The trouble is, comical as Walliams’ satire is, the ‘computer says no’ culture is actually a lot more prevalent than we care to admit. And even worse than ‘computer says no’ is ‘computer says yes’ and then changes its mind to say no again.
Jonathan Sealey is chief executive of Hope Capital
‘Computer says no’, the phrase made famous by David Walliams' Little Britain character Carol Beer, was mocking our ‘tick box’ society where sales staff are unable to override a computers’ decision, regardless of whether the answer on their screen makes any sense or not.
The trouble is, comical as Walliams’ satire is, the ‘computer says no’ culture is actually a lot more prevalent than we care to admit. And even worse than ‘computer says no’ is ‘computer says yes’ which then changes its mind to say 'no' again.
At Hope Capital, we see a lot of borrowers come to us because they have been let down by other lenders. Either because the computer said ‘no’ right from the off, or worse, that it said ‘yes’ then changed its mind.
More often than not, a borrower will start the process by going to a bridging lender to ask for a loan. That lender has said 'yes'; straight away, but then, later down the line, have realised that actually, they cannot approve the loan. This is worse than saying 'no' at the outset because it leaves the borrower distressed and anxious that the funds they believed they had secured are actually not available after all.
The issue is that many lenders are saying 'yes' because the borrower has ticked the initial set of boxes, but then when they have then looked into the customers’ circumstances in more detail, they have realised that their own criteria will not actually allow them to lend to that particular customer.
Now, this would be bad enough if the loan they were looking at was a standard long-term mortgage, but more often than not, the reason the borrower has gone to that bridging lender in the first place is that they need a quick funding solution.
Bridging loans, by their very nature, are short-term, and most borrowers are looking for a very quick turnaround – sometimes little more than 48 hours.
Therefore, if they have gone to a bridging lender who said 'yes', then later went back on that, the borrower has wasted valuable time. This makes their already limited timescales ever more constrained when they later try and source alternative funding.
Worse still, if the lender has said 'yes' and they get a few weeks down the line and then finds they cannot process the loan, it could jeopardise the deal the borrower has in place, potentially costing them thousands of pounds.
One common reason why a bridging lender may initially say 'yes' and then say 'no' is to do with where they source their funding. If they are having to use external credit, they will not have the final say on the criteria surrounding the loan, and that could put its availability at risk.

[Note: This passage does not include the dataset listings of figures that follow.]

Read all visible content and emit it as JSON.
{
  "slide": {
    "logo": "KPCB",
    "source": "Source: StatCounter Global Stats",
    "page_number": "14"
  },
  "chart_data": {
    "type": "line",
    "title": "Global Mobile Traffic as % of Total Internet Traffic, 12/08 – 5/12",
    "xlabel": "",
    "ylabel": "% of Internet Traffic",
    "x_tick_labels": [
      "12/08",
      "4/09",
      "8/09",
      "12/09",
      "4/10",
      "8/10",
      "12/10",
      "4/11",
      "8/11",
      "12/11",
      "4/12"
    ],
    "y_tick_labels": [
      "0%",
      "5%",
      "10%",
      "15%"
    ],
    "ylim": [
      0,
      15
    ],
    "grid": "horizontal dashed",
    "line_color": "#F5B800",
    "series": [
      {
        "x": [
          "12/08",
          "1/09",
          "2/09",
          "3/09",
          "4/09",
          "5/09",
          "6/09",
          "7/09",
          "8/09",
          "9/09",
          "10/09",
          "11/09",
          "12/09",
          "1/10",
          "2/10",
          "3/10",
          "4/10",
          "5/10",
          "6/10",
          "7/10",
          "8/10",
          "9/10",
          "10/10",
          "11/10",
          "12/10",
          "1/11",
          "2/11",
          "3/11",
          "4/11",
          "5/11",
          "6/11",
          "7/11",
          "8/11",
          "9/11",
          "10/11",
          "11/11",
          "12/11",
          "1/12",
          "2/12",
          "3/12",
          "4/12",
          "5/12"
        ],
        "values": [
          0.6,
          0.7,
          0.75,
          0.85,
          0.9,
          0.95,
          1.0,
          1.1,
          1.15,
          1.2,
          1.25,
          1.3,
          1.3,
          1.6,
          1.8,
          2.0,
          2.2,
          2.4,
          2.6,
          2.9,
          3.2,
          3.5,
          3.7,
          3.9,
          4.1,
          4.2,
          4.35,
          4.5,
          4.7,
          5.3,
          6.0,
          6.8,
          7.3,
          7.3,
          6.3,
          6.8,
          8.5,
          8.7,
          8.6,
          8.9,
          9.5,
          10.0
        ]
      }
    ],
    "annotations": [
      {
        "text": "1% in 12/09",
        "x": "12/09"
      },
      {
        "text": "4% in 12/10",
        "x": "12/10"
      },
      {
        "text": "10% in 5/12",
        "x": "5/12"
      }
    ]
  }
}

The key learning here for brokers is that they can avoid this type of scenario by getting to know the lenders that can actually deliver on their ‘yes’. That is why it is often beneficial to choose a principal lender – one that has its own source of funding – that can make individual decisions based on each borrowers’ own specific circumstances. That way there is little risk of a 'yes' turning into a 'no'.
And while the proper 'yes' men may not be the cheapest on the market, cheapest isn’t necessarily best, and there is 'no' point in having a great rate on a loan that never comes to fruition.